I've fallen behind in blogging our homeschooling weeks. So many interesting, new things have been going on in my life here in the hills (will blog about that soon), so forgive me for the lull in blogging about our organic homeschooling lifestyle.
So, science. This happens to be such an easy subject to learn organically that I almost didn't blog about it. Science is EVERYWHERE, so it's pretty simple to pick it up anywhere we are and almost everywhere we go. It's better shown in photographs, because I cannot think of a good how-to-learn-science-naturally message to share with y'all. Just be open to it, and it will inevitably fall into your lap.
When fall rolled around, instead of getting beautiful colored leaves in our trees (I miss you, woods of Georgia!), we were surprised with these gorgeous purple flowers (Texas, you're beautiful!). So, we need to dig out our resources about flowers and plants and find out what this particular plant is called. Then we need to look up how to prune them. See...science right here in the front yard!
And once fall's mild weather began, the walking path began to be filled in with clover. Bring out the magnifying glasses and nature journals!
Lately, my youngest son has taken to making inventions all the time. ALL. THE. TIME. In just the past couple of weeks, he's been really intrigued with the workings of everything. Like how does the remote control work? How does the griddle get hot? How does an engine make a truck move? And he is into taking things apart and repurposing parts into "inventions."
This is a memory scanner. Yes, I donated my oldest colander. Sometimes homeschooling moms have to sacrifice! :)
Cute fall-themed muffin liners, right? Well, this day they became headphones.
Comfortable headphones, no less.
He was thrilled with his final product.
And little sister got in on the action. She sat down in the middle of the invention do-dads and went to work creating her own thing. (And, yes, she is dressed up like a hobbit! Did I mention that we have a costume designer/creator in our home? Yep...we have costumes for all kinds of things!)
Here, our resident hobbit is busy busy busy. She may not be able to hang with a textbook that rattles on about science, but who needs a paragraph about inventions when you can try your hand at making one yourself?
Learning science organically is not without its messes. In fact, it often resembles the aftermath of an explosion. But, it's always fun (until clean-up time!).
And sometimes we run across huge doses of science when we take day trips. Here we went exploring Pedernales State Park.
Okay, could you possibly think of a more relaxed, enjoyable way to learn??
Little Miss overcame some sensory issues as her feet met rock, so this was great for her on many levels.
Ahhh, the freedom to learn and play right there in the middle of a beautiful state park (awesome classroom, right?)!
In this natural classroom, we observed all kinds of interesting things...like cool rocks and slippery algae under our toes.
Sand and rocks were unearthed from the water...
And some really beautiful shells lay under the water.
We've studied science in some really beautiful places across the country, and this was definitely one of those.
Even teenagers retain their natural love of learning and exploring if it's nurtured.
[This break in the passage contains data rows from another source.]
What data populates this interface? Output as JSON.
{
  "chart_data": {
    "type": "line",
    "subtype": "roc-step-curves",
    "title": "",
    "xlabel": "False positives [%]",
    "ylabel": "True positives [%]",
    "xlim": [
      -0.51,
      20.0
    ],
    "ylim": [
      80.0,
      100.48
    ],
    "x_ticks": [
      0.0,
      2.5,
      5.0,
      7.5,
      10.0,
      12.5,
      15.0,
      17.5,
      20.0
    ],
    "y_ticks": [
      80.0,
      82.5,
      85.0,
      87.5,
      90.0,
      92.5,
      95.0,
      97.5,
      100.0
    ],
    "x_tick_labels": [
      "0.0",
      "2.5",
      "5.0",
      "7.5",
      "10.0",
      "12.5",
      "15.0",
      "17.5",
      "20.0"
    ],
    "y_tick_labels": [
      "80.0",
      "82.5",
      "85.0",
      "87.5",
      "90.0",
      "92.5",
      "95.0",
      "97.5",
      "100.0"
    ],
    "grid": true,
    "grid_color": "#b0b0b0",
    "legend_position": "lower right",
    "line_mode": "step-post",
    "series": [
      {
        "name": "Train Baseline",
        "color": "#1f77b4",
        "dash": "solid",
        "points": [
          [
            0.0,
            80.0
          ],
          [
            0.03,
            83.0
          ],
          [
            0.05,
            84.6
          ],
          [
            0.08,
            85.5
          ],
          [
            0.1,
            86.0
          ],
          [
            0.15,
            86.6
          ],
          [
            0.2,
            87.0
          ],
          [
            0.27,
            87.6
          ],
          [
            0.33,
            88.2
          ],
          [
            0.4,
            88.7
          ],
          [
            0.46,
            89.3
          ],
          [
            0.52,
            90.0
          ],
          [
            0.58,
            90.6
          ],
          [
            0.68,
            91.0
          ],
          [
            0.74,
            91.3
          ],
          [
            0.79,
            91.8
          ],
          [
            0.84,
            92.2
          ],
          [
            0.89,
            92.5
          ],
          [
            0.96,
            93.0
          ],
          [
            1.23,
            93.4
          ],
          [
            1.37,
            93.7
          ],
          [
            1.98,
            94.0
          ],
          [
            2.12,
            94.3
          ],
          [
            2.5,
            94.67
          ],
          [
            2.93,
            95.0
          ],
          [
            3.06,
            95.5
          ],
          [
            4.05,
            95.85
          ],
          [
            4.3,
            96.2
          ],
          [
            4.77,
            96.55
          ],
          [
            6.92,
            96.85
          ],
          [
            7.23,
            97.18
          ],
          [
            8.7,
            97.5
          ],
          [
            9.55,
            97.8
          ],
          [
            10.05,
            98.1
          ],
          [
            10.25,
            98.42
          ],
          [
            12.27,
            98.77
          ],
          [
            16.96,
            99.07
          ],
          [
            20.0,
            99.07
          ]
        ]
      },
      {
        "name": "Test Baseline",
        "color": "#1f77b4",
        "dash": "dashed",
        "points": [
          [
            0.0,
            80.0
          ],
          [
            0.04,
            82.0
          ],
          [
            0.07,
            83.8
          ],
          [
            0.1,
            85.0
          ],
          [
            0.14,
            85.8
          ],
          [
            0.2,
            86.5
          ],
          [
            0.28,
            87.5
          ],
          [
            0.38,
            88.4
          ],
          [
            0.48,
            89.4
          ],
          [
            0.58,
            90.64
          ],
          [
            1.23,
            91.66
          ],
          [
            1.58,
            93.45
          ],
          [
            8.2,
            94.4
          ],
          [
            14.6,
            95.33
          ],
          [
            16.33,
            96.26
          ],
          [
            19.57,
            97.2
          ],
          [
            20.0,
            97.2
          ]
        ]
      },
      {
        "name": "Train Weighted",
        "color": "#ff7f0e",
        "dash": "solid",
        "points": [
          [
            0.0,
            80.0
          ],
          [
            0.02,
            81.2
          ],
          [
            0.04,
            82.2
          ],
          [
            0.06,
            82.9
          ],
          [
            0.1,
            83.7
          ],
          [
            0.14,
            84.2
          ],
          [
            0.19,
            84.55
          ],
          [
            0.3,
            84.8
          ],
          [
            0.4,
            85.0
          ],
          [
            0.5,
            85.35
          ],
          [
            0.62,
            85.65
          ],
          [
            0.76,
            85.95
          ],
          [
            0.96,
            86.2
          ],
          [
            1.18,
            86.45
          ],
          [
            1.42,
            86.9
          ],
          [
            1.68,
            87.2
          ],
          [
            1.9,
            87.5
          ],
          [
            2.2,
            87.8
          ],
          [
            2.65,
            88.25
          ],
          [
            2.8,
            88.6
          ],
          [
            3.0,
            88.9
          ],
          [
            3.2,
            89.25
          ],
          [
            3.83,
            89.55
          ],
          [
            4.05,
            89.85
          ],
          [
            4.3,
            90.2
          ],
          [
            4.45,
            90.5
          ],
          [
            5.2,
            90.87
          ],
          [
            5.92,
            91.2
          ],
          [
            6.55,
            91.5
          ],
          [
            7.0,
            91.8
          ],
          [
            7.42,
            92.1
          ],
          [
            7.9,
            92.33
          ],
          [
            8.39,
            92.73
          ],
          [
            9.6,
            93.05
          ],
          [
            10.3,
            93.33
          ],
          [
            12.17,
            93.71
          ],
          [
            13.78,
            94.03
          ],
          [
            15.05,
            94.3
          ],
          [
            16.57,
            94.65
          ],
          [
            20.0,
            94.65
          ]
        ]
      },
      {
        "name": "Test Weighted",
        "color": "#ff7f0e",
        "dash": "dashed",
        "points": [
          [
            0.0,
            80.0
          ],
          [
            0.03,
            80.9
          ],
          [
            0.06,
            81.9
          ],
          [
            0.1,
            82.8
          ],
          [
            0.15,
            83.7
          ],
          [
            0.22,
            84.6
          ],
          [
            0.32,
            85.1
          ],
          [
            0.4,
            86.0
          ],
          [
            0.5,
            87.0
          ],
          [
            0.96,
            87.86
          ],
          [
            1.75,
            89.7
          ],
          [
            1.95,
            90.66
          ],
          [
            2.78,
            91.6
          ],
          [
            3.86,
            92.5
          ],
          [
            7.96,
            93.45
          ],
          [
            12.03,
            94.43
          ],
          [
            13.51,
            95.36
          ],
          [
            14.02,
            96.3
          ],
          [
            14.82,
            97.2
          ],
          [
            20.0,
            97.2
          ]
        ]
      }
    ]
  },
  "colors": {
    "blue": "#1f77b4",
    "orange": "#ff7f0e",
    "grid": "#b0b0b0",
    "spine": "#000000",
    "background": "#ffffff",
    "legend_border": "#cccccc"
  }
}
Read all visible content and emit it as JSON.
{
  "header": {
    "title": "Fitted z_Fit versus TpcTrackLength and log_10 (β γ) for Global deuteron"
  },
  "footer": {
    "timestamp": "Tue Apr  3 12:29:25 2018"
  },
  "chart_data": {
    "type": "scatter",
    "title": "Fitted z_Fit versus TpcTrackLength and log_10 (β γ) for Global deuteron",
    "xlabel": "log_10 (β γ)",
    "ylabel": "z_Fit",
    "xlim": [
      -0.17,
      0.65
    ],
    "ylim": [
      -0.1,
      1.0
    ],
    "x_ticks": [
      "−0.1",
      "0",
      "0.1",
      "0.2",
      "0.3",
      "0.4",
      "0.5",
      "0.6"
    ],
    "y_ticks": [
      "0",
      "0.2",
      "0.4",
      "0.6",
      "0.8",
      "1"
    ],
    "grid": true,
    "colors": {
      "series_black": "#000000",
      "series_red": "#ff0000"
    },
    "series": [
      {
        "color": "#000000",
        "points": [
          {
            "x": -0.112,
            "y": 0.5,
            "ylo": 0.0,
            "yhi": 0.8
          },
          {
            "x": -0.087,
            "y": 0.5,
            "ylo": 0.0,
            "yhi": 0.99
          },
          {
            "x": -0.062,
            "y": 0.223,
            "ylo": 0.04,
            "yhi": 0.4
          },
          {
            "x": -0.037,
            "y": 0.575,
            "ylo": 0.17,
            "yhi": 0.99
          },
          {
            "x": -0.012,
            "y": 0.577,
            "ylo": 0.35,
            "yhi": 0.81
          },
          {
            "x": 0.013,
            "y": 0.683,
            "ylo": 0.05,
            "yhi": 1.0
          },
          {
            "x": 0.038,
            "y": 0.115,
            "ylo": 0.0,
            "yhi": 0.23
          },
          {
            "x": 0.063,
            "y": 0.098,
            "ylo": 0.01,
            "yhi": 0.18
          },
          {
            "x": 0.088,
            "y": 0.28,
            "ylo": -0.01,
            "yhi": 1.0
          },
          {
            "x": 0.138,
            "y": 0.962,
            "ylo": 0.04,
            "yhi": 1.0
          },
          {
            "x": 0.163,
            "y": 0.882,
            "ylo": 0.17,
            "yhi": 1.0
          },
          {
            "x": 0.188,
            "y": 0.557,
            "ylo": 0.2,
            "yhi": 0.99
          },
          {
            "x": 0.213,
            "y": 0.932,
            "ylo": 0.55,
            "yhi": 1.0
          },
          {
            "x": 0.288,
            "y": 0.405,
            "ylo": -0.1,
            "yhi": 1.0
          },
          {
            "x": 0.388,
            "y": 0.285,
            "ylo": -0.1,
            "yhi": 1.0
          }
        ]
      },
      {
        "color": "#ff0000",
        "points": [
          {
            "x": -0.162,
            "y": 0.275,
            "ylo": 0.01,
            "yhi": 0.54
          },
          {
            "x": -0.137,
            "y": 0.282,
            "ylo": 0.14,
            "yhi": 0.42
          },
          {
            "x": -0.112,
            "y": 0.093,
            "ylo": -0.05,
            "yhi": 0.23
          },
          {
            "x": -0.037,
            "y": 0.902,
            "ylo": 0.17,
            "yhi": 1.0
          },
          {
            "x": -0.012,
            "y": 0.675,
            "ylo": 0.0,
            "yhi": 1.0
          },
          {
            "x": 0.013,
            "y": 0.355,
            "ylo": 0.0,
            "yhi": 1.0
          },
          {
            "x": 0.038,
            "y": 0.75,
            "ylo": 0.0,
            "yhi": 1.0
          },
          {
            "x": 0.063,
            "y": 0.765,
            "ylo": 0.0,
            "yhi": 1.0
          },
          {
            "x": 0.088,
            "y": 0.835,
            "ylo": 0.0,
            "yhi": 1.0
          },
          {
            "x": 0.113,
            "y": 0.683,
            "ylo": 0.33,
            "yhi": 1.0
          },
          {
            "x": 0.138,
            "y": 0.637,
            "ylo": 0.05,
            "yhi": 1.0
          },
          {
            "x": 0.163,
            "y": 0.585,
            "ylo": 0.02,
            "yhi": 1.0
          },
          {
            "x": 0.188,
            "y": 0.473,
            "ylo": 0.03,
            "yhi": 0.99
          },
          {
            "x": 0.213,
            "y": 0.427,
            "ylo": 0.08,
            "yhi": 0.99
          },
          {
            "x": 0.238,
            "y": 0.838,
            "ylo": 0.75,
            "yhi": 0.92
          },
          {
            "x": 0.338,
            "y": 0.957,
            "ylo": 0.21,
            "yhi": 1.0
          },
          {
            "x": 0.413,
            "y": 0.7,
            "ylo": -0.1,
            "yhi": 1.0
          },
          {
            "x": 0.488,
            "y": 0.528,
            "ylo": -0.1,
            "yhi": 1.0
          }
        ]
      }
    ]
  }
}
Nature is a good teacher if we still ourselves long enough to simply look.
Oh, and what is a current? Well, a paragraph in a textbook might miss the punch that our lesson on currents had. If you click on this photo, you might be able to spot the Croc (as in SHOE, not the creature with teeth!), floating away from the boy who is trying desperately to catch it.
The shoe is GONE! Currents are pretty powerful and quick! Bye-bye Croc. Sad boy turns around, while big sister (and her momma) finds the humor in the situation.
Ahhh, but then boy realizes that someone must be downstream. He signals a woman, who sees the shoe riding the current. Got it! Shoe is returned, and currents are experienced.
Another beautiful shell is discovered. Look at the intriguing colors.
And little creatures were spotted. Can you see this one?
And prickly pears were discussed as we hiked back up the trail.
And we also cover science topics as we move along through our timeline of history and the accompanying books we are reading. We just finished Johnny Tremain, an amazing historical fiction account of the Boston Tea Party and other events leading to the American Revolution. The related science we have discussed is ocean-themed. We've covered a broad range of ocean-related topics. Yesterday, in particular, we discussed the diving bell that was invented in 1690 and Alvin, the submersible. This reminded my children about the Titanic documentary they watched a couple of years ago, so watching that again is now on the agenda for today. See...it's a rhythmic flow from one related thing to the next, always in context, always coming from an interest in the subject at hand...and many times, it is experienced in addition to reading about it. Science is absolutely grasped at a deep level when it happens organically.